Risque de réputation

Les œuvres caritatives sont, plus encore que les communes, un groupe cible à risque pour les gestionnaires d’actifs en raison de leur forte responsabilité sociale. Les journalistes qui ont rédigé l’article du journal FD ont d’ailleurs bien insisté sur ce point en titillant, à tort, la commune alléguée, car les « portefeuilles considérés comme défensifs n’offraient aucune protection ». C’est pour cette raison que les gestionnaires de risques et professionnels de la conformité se méfient du risque de réputation avec les œuvres caritatives. Il y a en effet de fortes chances que les administrateurs de ces œuvres, en cas de pertes, s’adressent aux médias, entraînant un risque actif de réputation pour le gestionnaire d’actifs, et c’est pourquoi les règles, déjà rigoureuses en temps normal, font souvent l’objet d’une interprétation plus stricte encore pour les œuvres caritatives, ne serait-ce que pour garantir une marge de sécurité supplémentaire. Si (presque) tout le monde, dans le secteur financier, s’accorde à dire que les obligations d’État sont la catégorie d’investissement sûre par excellence, alors, selon la gestion des risques et la conformité, on ne pourra jamais avoir assez de ces obligations d’État dans son portefeuille. Malheureusement, c’est ce phénomène qui a aggravé les pertes de 2022.

Pas dénuées de risques 

Les œuvres caritatives ont trop investi dans les obligations : elles voulaient des placements défensifs, et les obligations, notamment, étaient perçues comme sans risque, alors qu’elles ne l’étaient pas du tout avant 2022. Les erreurs qui ont été commises à cet égard dénotent une incompréhension du risque et auraient pu être évitées si l’on avait retenu les leçons de la grande crise financière.
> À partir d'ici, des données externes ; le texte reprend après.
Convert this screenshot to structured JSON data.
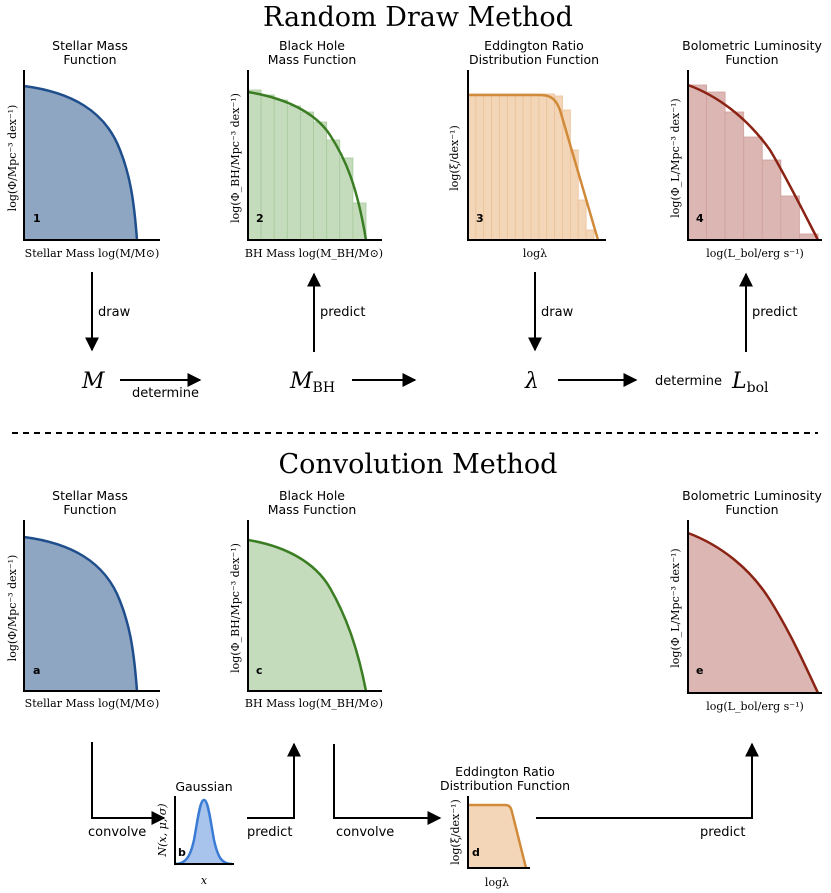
{
  "titles": {
    "random": "Random Draw Method",
    "convolution": "Convolution Method"
  },
  "panels": {
    "smf": {
      "title1": "Stellar Mass",
      "title2": "Function",
      "ylabel": "log(Φ/Mpc⁻³ dex⁻¹)",
      "xlabel": "Stellar Mass log(M/M⊙)"
    },
    "bhmf": {
      "title1": "Black Hole",
      "title2": "Mass Function",
      "ylabel": "log(Φ_BH/Mpc⁻³ dex⁻¹)",
      "xlabel": "BH Mass log(M_BH/M⊙)"
    },
    "erdf": {
      "title1": "Eddington Ratio",
      "title2": "Distribution Function",
      "ylabel": "log(ξ/dex⁻¹)",
      "xlabel": "logλ"
    },
    "blf": {
      "title1": "Bolometric Luminosity",
      "title2": "Function",
      "ylabel": "log(Φ_L/Mpc⁻³ dex⁻¹)",
      "xlabel": "log(L_bol/erg s⁻¹)"
    },
    "gauss": {
      "title": "Gaussian",
      "ylabel": "N(x, μ, σ)",
      "xlabel": "x"
    }
  },
  "markers": {
    "smf_random": "1",
    "bhmf_random": "2",
    "erdf_random": "3",
    "blf_random": "4",
    "smf_conv": "a",
    "gauss_conv": "b",
    "bhmf_conv": "c",
    "erdf_conv": "d",
    "blf_conv": "e"
  },
  "flow": {
    "draw": "draw",
    "predict": "predict",
    "determine": "determine",
    "convolve": "convolve"
  },
  "variables": {
    "M": "M",
    "MBH_main": "M",
    "MBH_sub": "BH",
    "lambda": "λ",
    "Lbol_main": "L",
    "Lbol_sub": "bol"
  },
  "colors": {
    "blue_line": "#1f4e8c",
    "blue_fill": "#8fa6c2",
    "green_line": "#3a7d23",
    "green_fill": "#c4dcbb",
    "orange_line": "#d08a3a",
    "orange_fill": "#f3d6b7",
    "red_line": "#8b2314",
    "red_fill": "#dcb6b3",
    "gauss_line": "#3a7bd5",
    "gauss_fill": "#a8c4ec"
  }
}
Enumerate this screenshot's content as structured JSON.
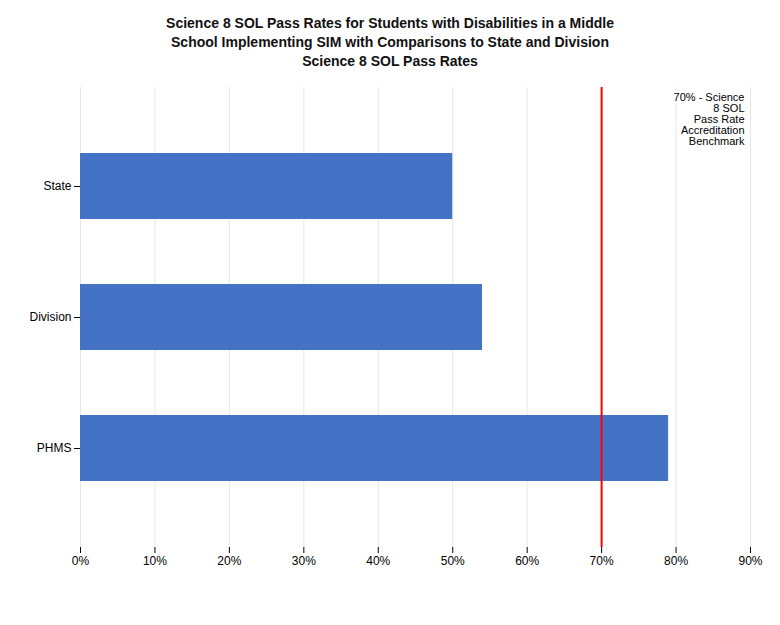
{
  "chart_data": {
    "type": "bar",
    "orientation": "horizontal",
    "title": "Science 8 SOL Pass Rates for Students with Disabilities in a Middle\nSchool Implementing SIM with Comparisons to State and Division\nScience 8 SOL Pass Rates",
    "categories": [
      "PHMS",
      "Division",
      "State"
    ],
    "values": [
      79,
      54,
      50
    ],
    "color": "#4472C4",
    "xlim": [
      0,
      90
    ],
    "xticks": [
      {
        "value": 0,
        "label": "0%"
      },
      {
        "value": 10,
        "label": "10%"
      },
      {
        "value": 20,
        "label": "20%"
      },
      {
        "value": 30,
        "label": "30%"
      },
      {
        "value": 40,
        "label": "40%"
      },
      {
        "value": 50,
        "label": "50%"
      },
      {
        "value": 60,
        "label": "60%"
      },
      {
        "value": 70,
        "label": "70%"
      },
      {
        "value": 80,
        "label": "80%"
      },
      {
        "value": 90,
        "label": "90%"
      }
    ],
    "grid": true,
    "annotations": [
      {
        "text": "70% - Science\n8 SOL\nPass Rate\nAccreditation\nBenchmark",
        "x": 70,
        "color": "#FF0000"
      }
    ]
  }
}
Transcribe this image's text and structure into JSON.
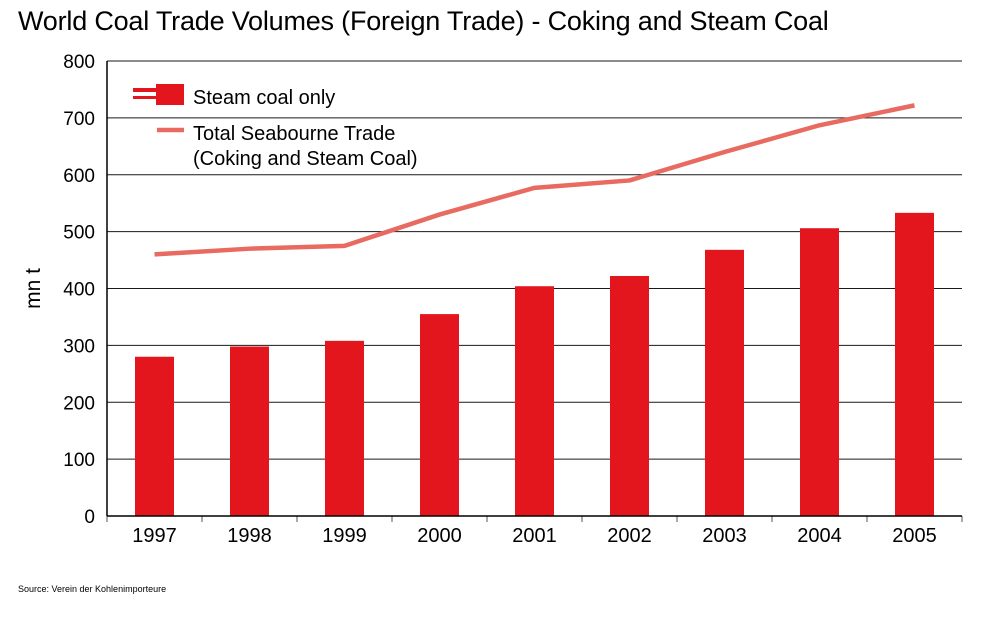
{
  "chart_data": {
    "type": "bar",
    "title": "World Coal Trade Volumes (Foreign Trade) - Coking and Steam Coal",
    "ylabel": "mn t",
    "xlabel": "",
    "ylim": [
      0,
      800
    ],
    "yticks": [
      0,
      100,
      200,
      300,
      400,
      500,
      600,
      700,
      800
    ],
    "grid": true,
    "legend_position": "top-left",
    "categories": [
      "1997",
      "1998",
      "1999",
      "2000",
      "2001",
      "2002",
      "2003",
      "2004",
      "2005"
    ],
    "series": [
      {
        "name": "Steam coal only",
        "type": "bar",
        "color": "#e3161e",
        "values": [
          280,
          298,
          308,
          355,
          404,
          422,
          468,
          506,
          533
        ]
      },
      {
        "name": "Total Seabourne Trade (Coking and Steam Coal)",
        "name_lines": [
          "Total Seabourne Trade",
          "(Coking and Steam Coal)"
        ],
        "type": "line",
        "color": "#e86a60",
        "values": [
          460,
          470,
          475,
          530,
          577,
          590,
          640,
          687,
          722
        ]
      }
    ],
    "source": "Source: Verein der Kohlenimporteure"
  }
}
Tout le monde aurait pu comprendre que des obligations à rendement négatif n’apporteraient que du risque et plus le moindre rendement ; cette conclusion a pourtant été écartée à cause de la pensée de groupe. Les obligations ont été intégrées aux portefeuilles en raison de leur risque baissier limité et non de leur rendement. Seulement voilà, ce risque était bien supérieur à ce qui avait été estimé. Malheureusement, du fait de ce risque baissier limité, les positions en obligations étaient plus importantes que nécessaire, en conséquence directe des mesures additionnelles de limitation du risque prises par la gestion des risques et la conformité.